Hospital appointments have been repeatedly postponed; waiting lists grow; and people grumble about waiting for over a week for a telephone GP appointment and about pharmacies unable to get meds delivered on time. Is going private the only option?
A cynic might think this is exactly what we are supposed to be thinking – that we’re being softened up by the attrition of the NHS highlighted by EveryDoctor for what’s about to hit us in the form of the health and care bill.
The health and care bill: increasing privatisation of the NHS
The threat this bill poses to the NHS as we know it is well described in a chilling ‘Fact Pack’ report produced in September by the 99% Organisation NHS project team, which included former NHS consultants, management consultants, social workers and patients with extensive experience of the NHS.
It concluded that the bill threatens the efficiency, effectiveness and accessibility of the NHS as a universal health service free at the point of use.
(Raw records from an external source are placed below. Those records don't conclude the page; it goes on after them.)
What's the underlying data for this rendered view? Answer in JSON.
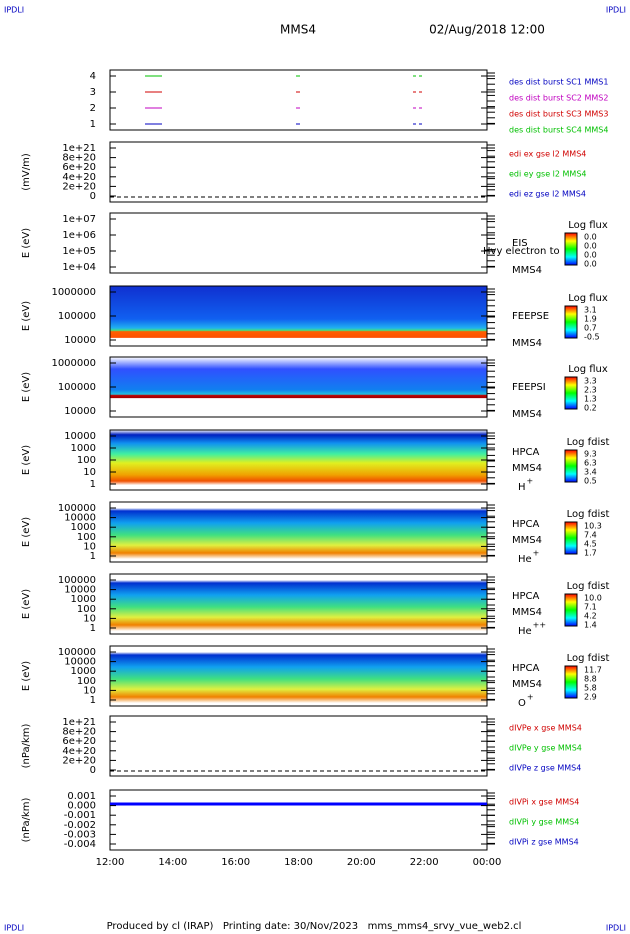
{
  "header": {
    "left": "IPDLI",
    "right": "IPDLI",
    "mission": "MMS4",
    "date": "02/Aug/2018 12:00"
  },
  "footer": {
    "left": "IPDLI",
    "right": "IPDLI",
    "text": "Produced by cl (IRAP)   Printing date: 30/Nov/2023   mms_mms4_srvy_vue_web2.cl"
  },
  "xticks": [
    "12:00",
    "14:00",
    "16:00",
    "18:00",
    "20:00",
    "22:00",
    "00:00"
  ],
  "panels": [
    {
      "yticks": [
        "4",
        "3",
        "2",
        "1"
      ],
      "legend": [
        {
          "text": "des dist burst SC1 MMS1",
          "color": "#0000c0"
        },
        {
          "text": "des dist burst SC2 MMS2",
          "color": "#c000c0"
        },
        {
          "text": "des dist burst SC3 MMS3",
          "color": "#d00000"
        },
        {
          "text": "des dist burst SC4 MMS4",
          "color": "#00c000"
        }
      ]
    },
    {
      "ylabel": "(mV/m)",
      "yticks": [
        "1e+21",
        "8e+20",
        "6e+20",
        "4e+20",
        "2e+20",
        "0"
      ],
      "legend": [
        {
          "text": "edi ex gse l2 MMS4",
          "color": "#d00000"
        },
        {
          "text": "edi ey gse l2 MMS4",
          "color": "#00c000"
        },
        {
          "text": "edi ez gse l2 MMS4",
          "color": "#0000c0"
        }
      ]
    },
    {
      "ylabel": "E (eV)",
      "yticks": [
        "1e+07",
        "1e+06",
        "1e+05",
        "1e+04"
      ],
      "side": [
        "EIS",
        "MMS4"
      ],
      "note": "Hvy electron to",
      "colorbar": {
        "title": "Log flux",
        "ticks": [
          "0.0",
          "0.0",
          "0.0",
          "0.0"
        ]
      }
    },
    {
      "ylabel": "E (eV)",
      "yticks": [
        "1000000",
        "100000",
        "10000"
      ],
      "side": [
        "FEEPSE",
        "MMS4"
      ],
      "colorbar": {
        "title": "Log flux",
        "ticks": [
          "3.1",
          "1.9",
          "0.7",
          "-0.5"
        ]
      }
    },
    {
      "ylabel": "E (eV)",
      "yticks": [
        "1000000",
        "100000",
        "10000"
      ],
      "side": [
        "FEEPSI",
        "MMS4"
      ],
      "colorbar": {
        "title": "Log flux",
        "ticks": [
          "3.3",
          "2.3",
          "1.3",
          "0.2"
        ]
      }
    },
    {
      "ylabel": "E (eV)",
      "yticks": [
        "10000",
        "1000",
        "100",
        "10",
        "1"
      ],
      "side": [
        "HPCA",
        "MMS4"
      ],
      "ion": "H",
      "sup": "+",
      "colorbar": {
        "title": "Log fdist",
        "ticks": [
          "9.3",
          "6.3",
          "3.4",
          "0.5"
        ]
      }
    },
    {
      "ylabel": "E (eV)",
      "yticks": [
        "100000",
        "10000",
        "1000",
        "100",
        "10",
        "1"
      ],
      "side": [
        "HPCA",
        "MMS4"
      ],
      "ion": "He",
      "sup": "+",
      "colorbar": {
        "title": "Log fdist",
        "ticks": [
          "10.3",
          "7.4",
          "4.5",
          "1.7"
        ]
      }
    },
    {
      "ylabel": "E (eV)",
      "yticks": [
        "100000",
        "10000",
        "1000",
        "100",
        "10",
        "1"
      ],
      "side": [
        "HPCA",
        "MMS4"
      ],
      "ion": "He",
      "sup": "++",
      "colorbar": {
        "title": "Log fdist",
        "ticks": [
          "10.0",
          "7.1",
          "4.2",
          "1.4"
        ]
      }
    },
    {
      "ylabel": "E (eV)",
      "yticks": [
        "100000",
        "10000",
        "1000",
        "100",
        "10",
        "1"
      ],
      "side": [
        "HPCA",
        "MMS4"
      ],
      "ion": "O",
      "sup": "+",
      "colorbar": {
        "title": "Log fdist",
        "ticks": [
          "11.7",
          "8.8",
          "5.8",
          "2.9"
        ]
      }
    },
    {
      "ylabel": "(nPa/km)",
      "yticks": [
        "1e+21",
        "8e+20",
        "6e+20",
        "4e+20",
        "2e+20",
        "0"
      ],
      "legend": [
        {
          "text": "dIVPe x gse MMS4",
          "color": "#d00000"
        },
        {
          "text": "dIVPe y gse MMS4",
          "color": "#00c000"
        },
        {
          "text": "dIVPe z gse MMS4",
          "color": "#0000c0"
        }
      ]
    },
    {
      "ylabel": "(nPa/km)",
      "yticks": [
        "0.001",
        "0.000",
        "-0.001",
        "-0.002",
        "-0.003",
        "-0.004"
      ],
      "legend": [
        {
          "text": "dIVPi x gse MMS4",
          "color": "#d00000"
        },
        {
          "text": "dIVPi y gse MMS4",
          "color": "#00c000"
        },
        {
          "text": "dIVPi z gse MMS4",
          "color": "#0000c0"
        }
      ]
    }
  ]
}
Why? Because the government is moving fast towards the US model – the worst performing health system in the developed world, where private shareholder and commercial interests dominate.
The bill’s aim to put power in the hands of ministers and the integrated care boards allows ministers to get round normal procurement rules and award contracts at will. So it builds in the cronyism and huge commercial money-making opportunities we saw regarding PPE contracts. And we all know how discriminatory healthcare is in the US and how bankruptcy and bills for ICU care are the norm. The health and care bill puts us on that slippery slope.
As Mark Thomas of the 99% Organisation states, “there is an enormous commercial incentive … to move the NHS towards the US system” and “without amendment, the bill poses a grave risk to the NHS itself and to UK taxpayers and patients”.
Stephen Fry calls the health and care bill “the greatest threat to the NHS since its foundation”. He begs us to “think about what it would mean for your family if we had a system like the US. Please read, sign the petition and share!”
NHS in the hands of an untrustworthy government
We see the decimation of the NHS all around us. We hear the warnings and pleas from GPs, professionals, social and healthcare workers and experts.
But our healthcare system is in the hands of a government who have lost our trust. They send out, at best, mixed messages and seemingly exempt themselves from following the rules. As former Speaker of the House of Commons, John Bercow, said, the reputational damage of #partygate is all pervasive. We have the worst prime minister “by a country mile”, who “stinks in the nostrils of decent people”.
Scapegoating the NHS and health and social care staff to try and cover up the “wilful dismantling of the NHS”, as Dr Patterson put it, sees desperate doctors speaking out about under-resourcing, under-staffing, staff breakdowns and “patients dying as a result”. Blaming GPs is a cheap trick to try to shift blame and responsibility.
The bill makes clear the government’s intention to end the system where we get free health care when we, and our families, need it regardless of whether or not we have taken out enough private health insurance to pay for it. Need for healthcare not capacity to pay for it is at the basis of the NHS. It was founded in 1948 and dismantling and privatising it will affect us all.
What can we do? For the moment, we can put pressure on our MPs. We can ask them to explain how they are voting on sections of the bill. We can express our views. We can ask them to oppose the bill and vote against it. But we must also take personal responsibility for protecting the NHS and each other by masking up, resisting partying, ventilating classrooms and opening windows at home. We can also inform ourselves and require our MPs to justify what is happening and to back campaigns such as EveryDoctor and 99% to support professionals in their fight to retain the NHS’s fundamental principles.
Then, we have to hope for a political change in the weather to come in time.